One of the great things about asparagus is once you have the plants established it just keeps coming back each year. The only negative is that you really can’t start harvesting it until the third year. So for an asparagus lover those three years seem like an eternity. I had grown asparagus for about 7 years at my pervious house and now that we have moved, it’s time to start all over again.
Since asparagus is a perennial vegetable, I decided not to plant it in my standard vegetable beds. Instead I decided to plant it in an old flower bed along one of my buildings. Even though it is along the building, the bed gets really good sunlight in the morning and late afternoon. This seems like a great spot to try growing asparagus.
Last fall I had applied a thick layer of shredded leaves to the bed. So before I planted the asparagus, I turned over the soil in the bed several times and ran the small rototiller through it to make sure the soil was good and loose.
I purchased 8 Mary Washington crowns from our local hardware/garden supply store.
I dug 4 long ditches (about 6 inches deep) and placed two crowns in each ditch and spaced the crowns 18 inches apart.
Asparagus crowns in the bed.
I then covered all the crowns with about 3 inches of soil. In a few weeks when the asparagus begins to sprout I will apply another 3 inches of soil over top the plants.
Now with the asparagus planted the only thing left to do is sit back and wait three long years. I guess all great things take time.
Spring is in the air and the garden is starting to show signs of life.

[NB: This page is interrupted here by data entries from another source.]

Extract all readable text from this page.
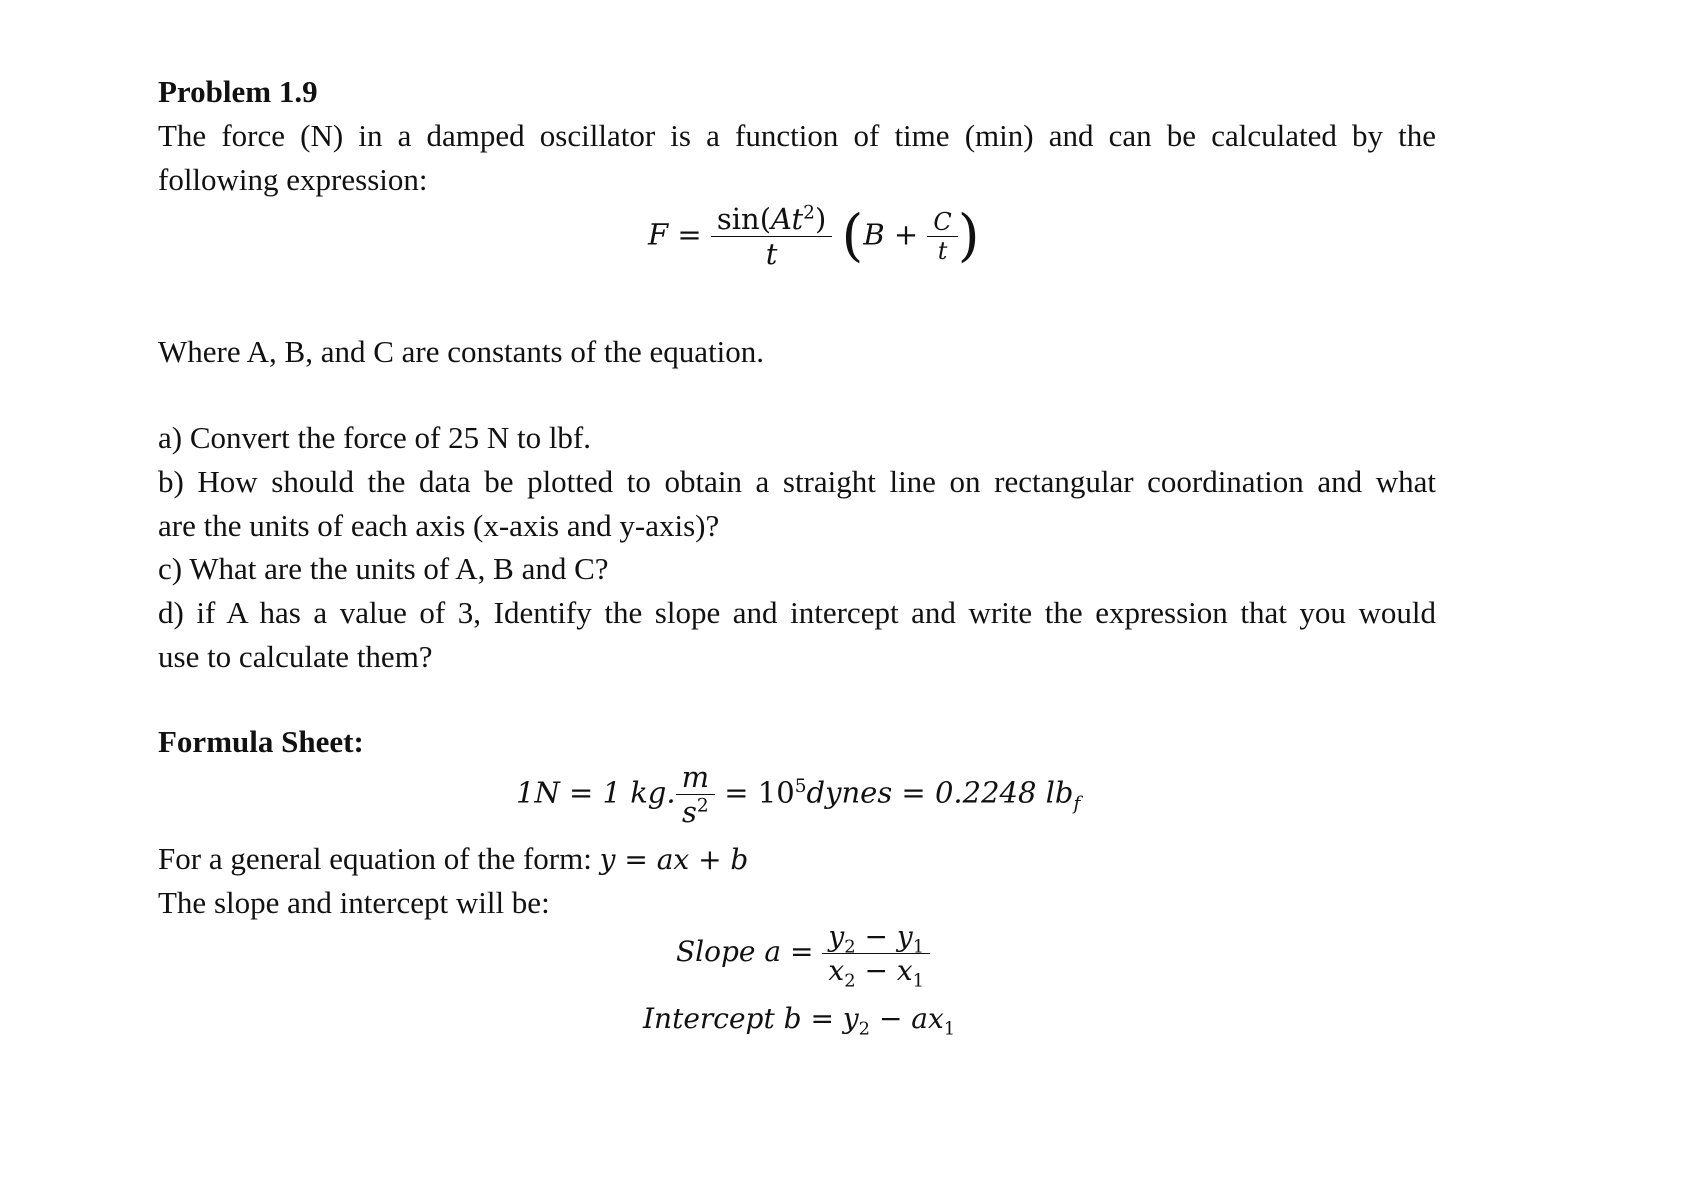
Problem 1.9
The force (N) in a damped oscillator is a function of time (min) and can be calculated by the
following expression:
$F = \frac{\sin(At^2)}{t} (B + \frac{C}{t}$ )
Where A, B, and C are constants of the equation.
a) Convert the force of 25 N to lbf.
b) How should the data be plotted to obtain a straight line on rectangular coordination and what
are the units of each axis (x-axis and y-axis)?
c) What are the units of A, B and C?
d) if A has a value of 3, Identify the slope and intercept and write the expression that you would
use to calculate them?
Formula Sheet:
1N = 1 kg. $\frac{m}{s^2}$ = $10^5dynes = 0.2248$ $lb_f$
For a general equation of the form: y = ax + b
The slope and intercept will be:
Slope $a = \frac{y_2 - y_1}{x_2 - x_1}$
Intercept $b = y_2 - ax_1$
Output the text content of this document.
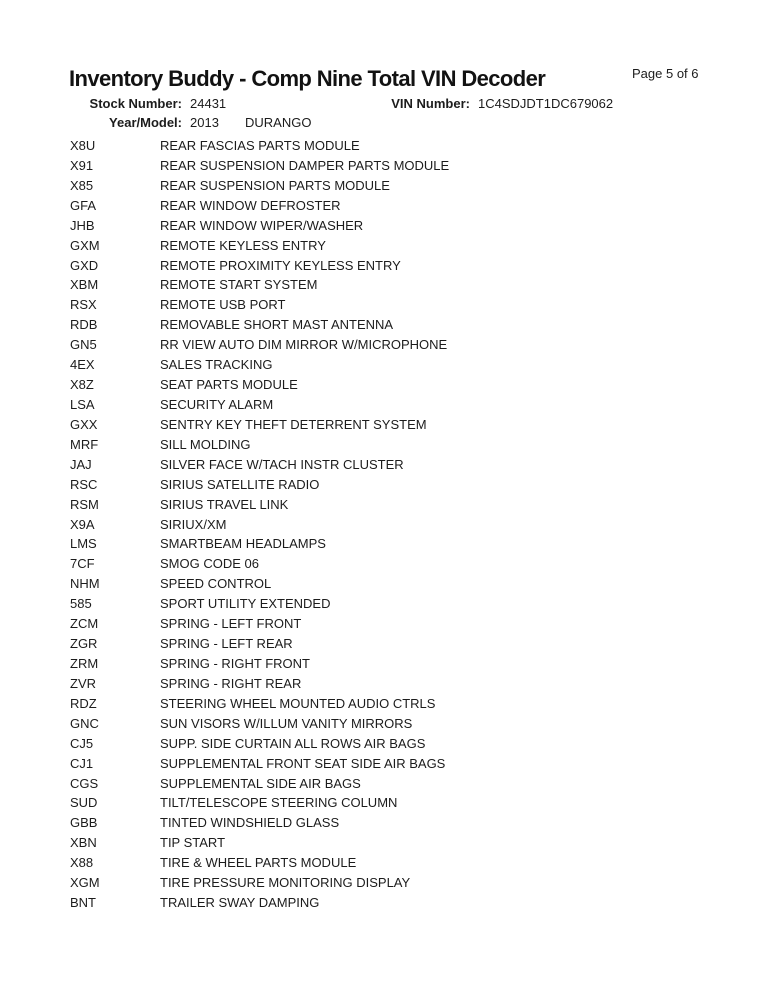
Inventory Buddy - Comp Nine Total VIN Decoder	Page 5 of 6
Stock Number: 24431	VIN Number: 1C4SDJDT1DC679062
Year/Model: 2013 DURANGO
X8U	REAR FASCIAS PARTS MODULE
X91	REAR SUSPENSION DAMPER PARTS MODULE
X85	REAR SUSPENSION PARTS MODULE
GFA	REAR WINDOW DEFROSTER
JHB	REAR WINDOW WIPER/WASHER
GXM	REMOTE KEYLESS ENTRY
GXD	REMOTE PROXIMITY KEYLESS ENTRY
XBM	REMOTE START SYSTEM
RSX	REMOTE USB PORT
RDB	REMOVABLE SHORT MAST ANTENNA
GN5	RR VIEW AUTO DIM MIRROR W/MICROPHONE
4EX	SALES TRACKING
X8Z	SEAT PARTS MODULE
LSA	SECURITY ALARM
GXX	SENTRY KEY THEFT DETERRENT SYSTEM
MRF	SILL MOLDING
JAJ	SILVER FACE W/TACH INSTR CLUSTER
RSC	SIRIUS SATELLITE RADIO
RSM	SIRIUS TRAVEL LINK
X9A	SIRIUX/XM
LMS	SMARTBEAM HEADLAMPS
7CF	SMOG CODE 06
NHM	SPEED CONTROL
585	SPORT UTILITY EXTENDED
ZCM	SPRING - LEFT FRONT
ZGR	SPRING - LEFT REAR
ZRM	SPRING - RIGHT FRONT
ZVR	SPRING - RIGHT REAR
RDZ	STEERING WHEEL MOUNTED AUDIO CTRLS
GNC	SUN VISORS W/ILLUM VANITY MIRRORS
CJ5	SUPP. SIDE CURTAIN ALL ROWS AIR BAGS
CJ1	SUPPLEMENTAL FRONT SEAT SIDE AIR BAGS
CGS	SUPPLEMENTAL SIDE AIR BAGS
SUD	TILT/TELESCOPE STEERING COLUMN
GBB	TINTED WINDSHIELD GLASS
XBN	TIP START
X88	TIRE & WHEEL PARTS MODULE
XGM	TIRE PRESSURE MONITORING DISPLAY
BNT	TRAILER SWAY DAMPING
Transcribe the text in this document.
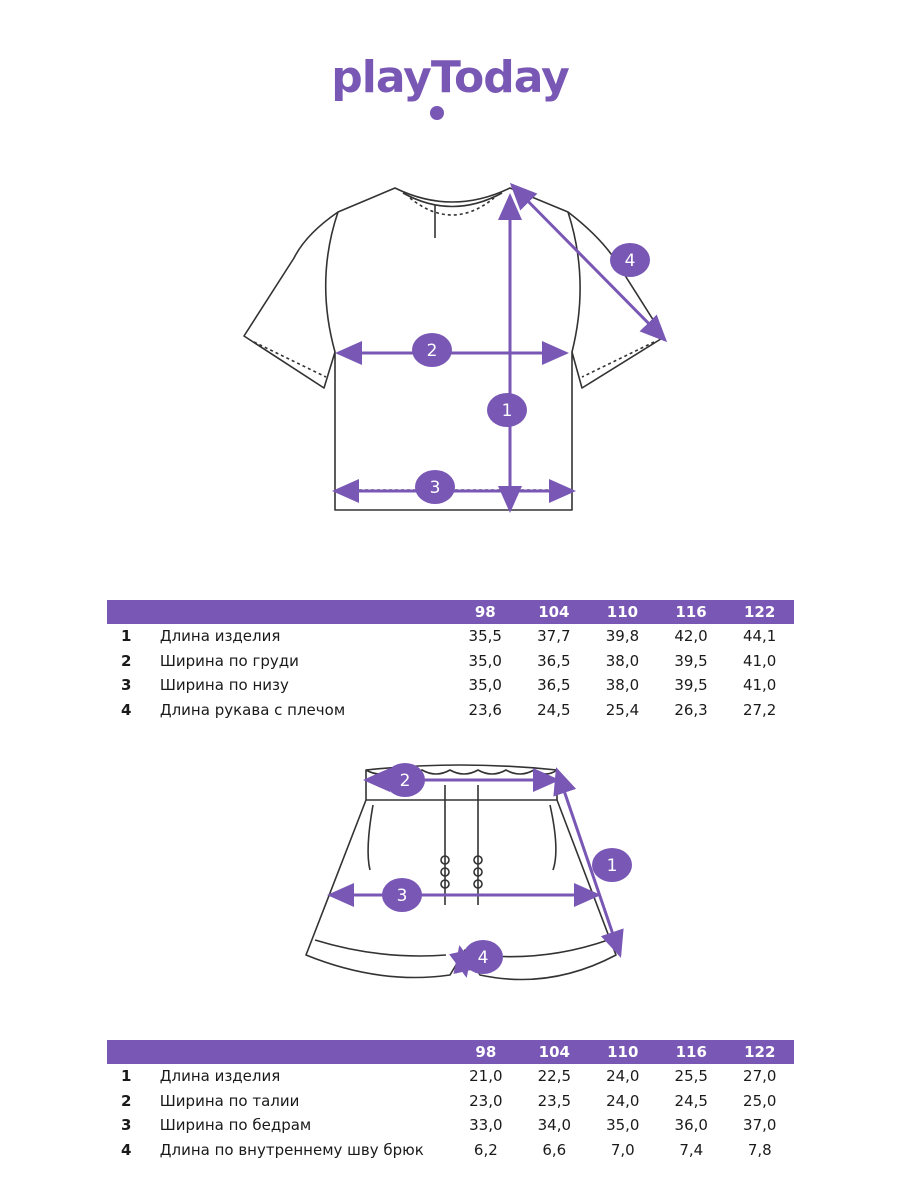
playToday
1
2
3
4
		98	104	110	116	122
1	Длина изделия	35,5	37,7	39,8	42,0	44,1
2	Ширина по груди	35,0	36,5	38,0	39,5	41,0
3	Ширина по низу	35,0	36,5	38,0	39,5	41,0
4	Длина рукава с плечом	23,6	24,5	25,4	26,3	27,2
1
2
3
4
		98	104	110	116	122
1	Длина изделия	21,0	22,5	24,0	25,5	27,0
2	Ширина по талии	23,0	23,5	24,0	24,5	25,0
3	Ширина по бедрам	33,0	34,0	35,0	36,0	37,0
4	Длина по внутреннему шву брюк	6,2	6,6	7,0	7,4	7,8
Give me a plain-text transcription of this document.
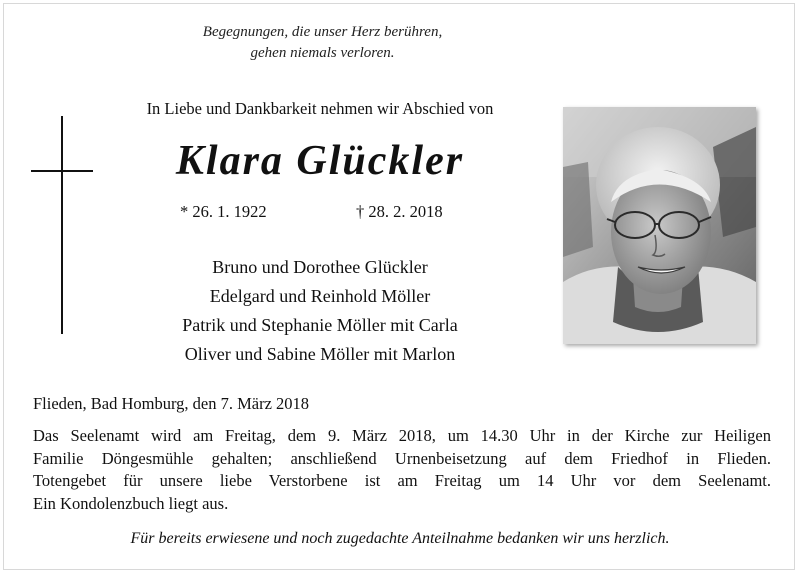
Begegnungen, die unser Herz berühren,
gehen niemals verloren.
In Liebe und Dankbarkeit nehmen wir Abschied von
Klara Glückler
* 26. 1. 1922	† 28. 2. 2018
Bruno und Dorothee Glückler
Edelgard und Reinhold Möller
Patrik und Stephanie Möller mit Carla
Oliver und Sabine Möller mit Marlon
Flieden, Bad Homburg, den 7. März 2018
Das Seelenamt wird am Freitag, dem 9. März 2018, um 14.30 Uhr in der Kirche zur Heiligen
Familie Döngesmühle gehalten; anschließend Urnenbeisetzung auf dem Friedhof in Flieden.
Totengebet für unsere liebe Verstorbene ist am Freitag um 14 Uhr vor dem Seelenamt.
Ein Kondolenzbuch liegt aus.
Für bereits erwiesene und noch zugedachte Anteilnahme bedanken wir uns herzlich.
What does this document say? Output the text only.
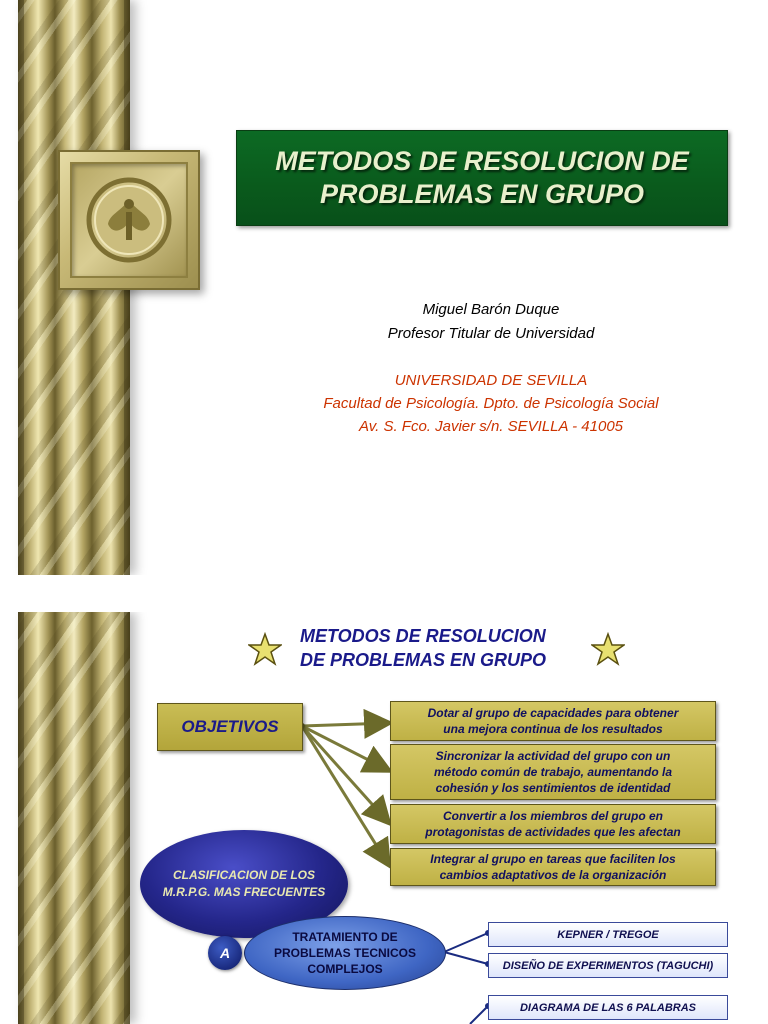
METODOS DE RESOLUCION DE
PROBLEMAS EN GRUPO
Miguel Barón Duque
Profesor Titular de Universidad
UNIVERSIDAD DE SEVILLA
Facultad de Psicología. Dpto. de Psicología Social
Av. S. Fco. Javier s/n. SEVILLA - 41005
METODOS DE RESOLUCION
DE PROBLEMAS EN GRUPO
OBJETIVOS
Dotar al grupo de capacidades para obtener
una mejora continua de los resultados
Sincronizar la actividad del grupo con un
método común de trabajo, aumentando la
cohesión y los sentimientos de identidad
Convertir a los miembros del grupo en
protagonistas de actividades que les afectan
Integrar al grupo en tareas que faciliten los
cambios adaptativos de la organización
CLASIFICACION DE LOS
M.R.P.G. MAS FRECUENTES
TRATAMIENTO DE
PROBLEMAS TECNICOS
COMPLEJOS
A
KEPNER / TREGOE
DISEÑO DE EXPERIMENTOS (TAGUCHI)
DIAGRAMA DE LAS 6 PALABRAS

All the pea seeds have germinated and the seedlings are growing well.
Peas and Onions
Lettuce, Arugula, Swiss Chard, and Spinach Seedlings
The arugula is off to a strong start but the lettuce, swiss chard, and spinach are not far off.
Plants from my late fall planting.
The carrots, swiss chard, and spinach that I planted late last fall and over wintered under the cold frame have started to grow again and should give us an early spring harvest.
Plants from my late fall planting.
The year is off to a great start here at The Year Round Harvest.